Mais pour l'instant il ne découvrait dans les vallées que d'immenses taches jaunes provoquées par les jonquilles. Celles-ci annonçaient de nouveau le printemps comme également le retour des hirondelles et le passage des grues libertaires.

Là encore le trio reprit la route vers la Creuse et retrouva les viaducs et les tunnels.

Deux années passent ainsi. Nous sommes maintenant en 1880 et notre sympathique équipe continuant ses pérégrinations apprends que de grands bouleversements s'opèrent à Paris. Depuis plusieurs années les maçons creusois montaient à la capitale au printemps et revenaient à l'automne avec un bon pécule.

Un soir après leur frugal repas, le Falot qui admirait l’adresse, le savoir qu’Albert détenait osât l’interroger sur son passé : « Dis-moi Albert, d’où te vient cette facilité à travailler si bien en toute situation », « Vois-tu Louis, quelques années auparavant, il m’a été donnée la chance d’accomplir mon tour de France du compagnonnage.
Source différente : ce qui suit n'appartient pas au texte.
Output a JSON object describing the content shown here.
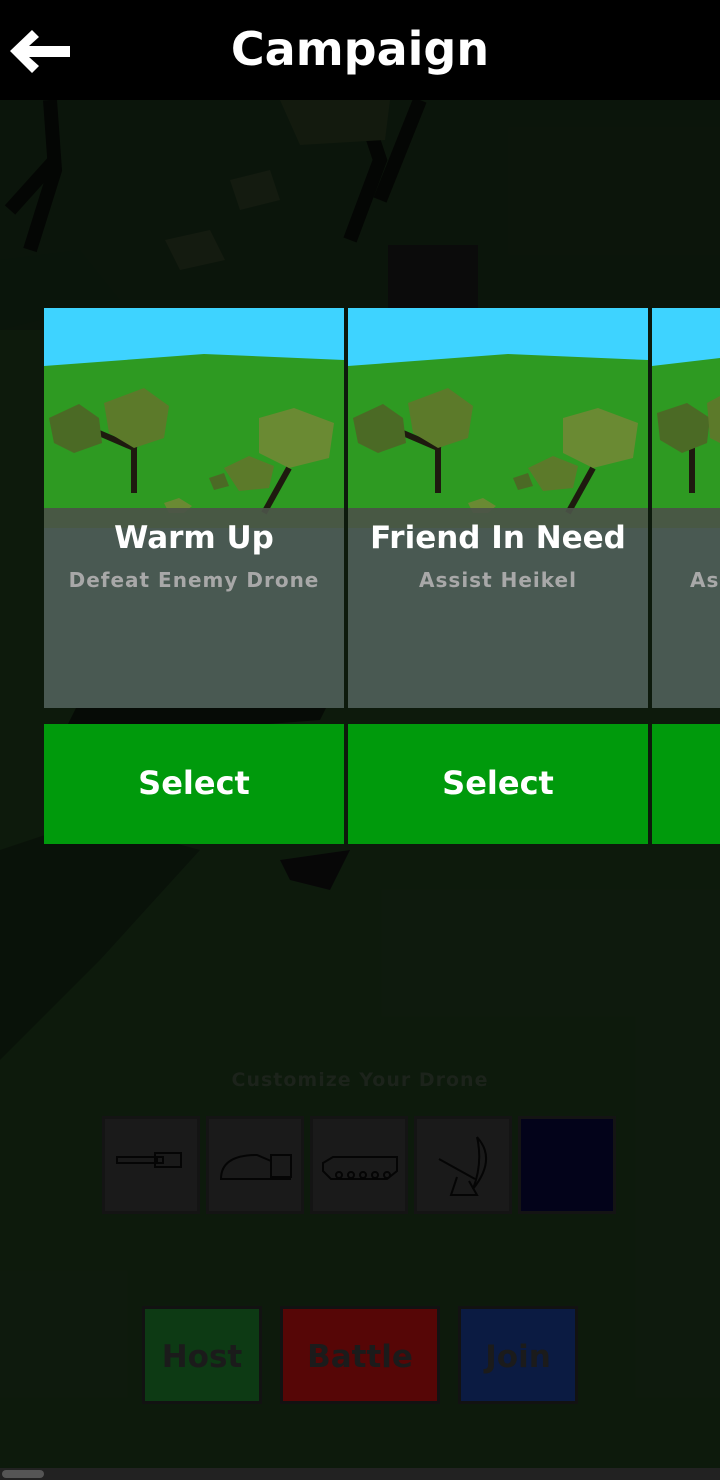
{
  "header": {
    "title": "Campaign",
    "back_icon": "back-arrow-icon"
  },
  "missions": [
    {
      "name": "Warm Up",
      "objective": "Defeat Enemy Drone",
      "select_label": "Select"
    },
    {
      "name": "Friend In Need",
      "objective": "Assist Heikel",
      "select_label": "Select"
    },
    {
      "name": "",
      "objective": "As",
      "select_label": ""
    }
  ],
  "customize": {
    "label": "Customize Your Drone",
    "slots": [
      "weapon-gun-icon",
      "dome-turret-icon",
      "tank-chassis-icon",
      "radar-dish-icon",
      "empty-slot"
    ]
  },
  "modes": {
    "host": "Host",
    "battle": "Battle",
    "join": "Join"
  },
  "colors": {
    "select": "#009a0c",
    "sky": "#3ed3ff",
    "grass": "#2e9a22",
    "host": "#0d3a14",
    "battle": "#560606",
    "join": "#0b1b42"
  }
}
Mon père, tailleur de pierre me donna le goût de suivre ses traces et tout naturellement le granit, le calcaire, le tuffeau n’avait plus de secret pour moi. En parcourant toutes les provinces de notre beau pays, j’y appris non seulement les différentes tailles de pierres mais aussi l’art de forger les outils tranchants car n’oublie pas cette phrase : point de forgeron, point de tailleur de pierre. J’y rencontras également des charpentiers dont les outils fétiches étaient l’herminette, la bisaiguë et la doloire. »
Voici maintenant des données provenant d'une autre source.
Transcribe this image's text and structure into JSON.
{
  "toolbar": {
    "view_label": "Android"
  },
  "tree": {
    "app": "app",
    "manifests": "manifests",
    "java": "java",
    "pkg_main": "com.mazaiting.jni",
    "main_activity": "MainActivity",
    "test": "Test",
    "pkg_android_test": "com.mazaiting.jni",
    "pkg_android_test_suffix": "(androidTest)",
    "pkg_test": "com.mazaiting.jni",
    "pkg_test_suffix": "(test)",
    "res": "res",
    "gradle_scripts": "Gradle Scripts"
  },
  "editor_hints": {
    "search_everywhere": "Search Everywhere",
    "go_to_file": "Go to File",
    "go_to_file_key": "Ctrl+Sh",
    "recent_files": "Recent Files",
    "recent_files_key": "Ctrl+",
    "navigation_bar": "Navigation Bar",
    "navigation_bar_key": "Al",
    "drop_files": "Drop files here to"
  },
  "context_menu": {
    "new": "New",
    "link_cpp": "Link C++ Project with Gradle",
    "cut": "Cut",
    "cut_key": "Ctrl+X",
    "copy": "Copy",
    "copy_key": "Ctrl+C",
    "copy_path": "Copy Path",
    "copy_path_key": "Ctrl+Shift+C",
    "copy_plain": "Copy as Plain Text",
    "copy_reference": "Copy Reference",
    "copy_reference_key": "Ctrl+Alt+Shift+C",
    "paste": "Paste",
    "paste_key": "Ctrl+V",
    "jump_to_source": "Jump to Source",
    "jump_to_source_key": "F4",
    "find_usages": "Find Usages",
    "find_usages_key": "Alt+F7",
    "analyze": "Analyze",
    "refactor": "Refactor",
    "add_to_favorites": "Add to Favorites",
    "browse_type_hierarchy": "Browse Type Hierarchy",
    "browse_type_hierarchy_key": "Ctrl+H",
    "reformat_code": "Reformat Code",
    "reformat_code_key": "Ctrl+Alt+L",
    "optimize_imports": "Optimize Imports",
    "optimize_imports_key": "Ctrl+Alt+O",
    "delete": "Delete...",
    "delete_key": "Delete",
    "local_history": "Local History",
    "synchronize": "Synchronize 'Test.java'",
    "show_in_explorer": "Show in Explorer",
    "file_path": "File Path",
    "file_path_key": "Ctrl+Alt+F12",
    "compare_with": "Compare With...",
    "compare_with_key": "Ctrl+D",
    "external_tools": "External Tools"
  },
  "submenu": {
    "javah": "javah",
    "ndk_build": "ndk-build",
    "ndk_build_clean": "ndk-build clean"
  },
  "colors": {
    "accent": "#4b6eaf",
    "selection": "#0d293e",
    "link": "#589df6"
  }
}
Le lendemain soir la conversation reprit entre eux et le Falot devenant plus curieux lui demanda « Et as-tu une famille ? » Les flammes du feu de bois éclairant le visage d’Albert, le Falot aperçut dans ses yeux quelques larmes. Après un court silence, René se levât comme pour faire diversion. Mais Albert se ressaisissant répondit au Falot : « Et oui, j’eus le bonheur d’épouser une gentille femme. Nous eûmes un fils qui grandissait avec vigueur. M’étant installé tailleur de pierre près d’une carrière j’eus le malheur d’employer de la poudre explosive pour détacher un gros bloc et le jour maudit arriva. Mon petit garçon voulant me rejoindre et sa mère courant après lui périrent dans l’éboulement et j’ai aujourd’hui une grande aversion pour cette poudre maudite. C’est pour cela Louis que lorsque tu es arrivé au camp des charbonniers, je t’ais pris quelque peu sou ma coupe ; sache maintenant que chaque fois qu’un danger se fait pressentir tu devras tout faire pour l’empêcher d’arriver. Sois toujours observateur, tu apprendras beaucoup. Mais dit-moi, Louis ton envie de naviguer tiendra t’elle toujours, si tu nous suis à Paris ? « J’en doute, mais votre compagnie m’est si précieuse que je ne doute de la providence ».  

 

 

 

 

 

—   Chapitre 7   —

La montée à Paris

Ils se décidèrent d'un commun accord à tenter l'aventure. Le Falot n'omit point d'emporter sa nouvelle paire de sabots que les sabotiers lui avaient confectionnés ainsi qu'une paire de galoche. Traversant le Berry, ils trouvèrent un chantier près d'Issoudun où s'établissait une nouvelle ligne de chemin de fer. Ils y restèrent quelques semaines pour la pause de traverses de chêne puis continuèrent vers la capitale. Traversant la Loire, le Falot eut un ressentiment d'amertume en apercevant les mouettes qui allait et venaient. Il s'efforça de chasser de son esprit cet amer regret.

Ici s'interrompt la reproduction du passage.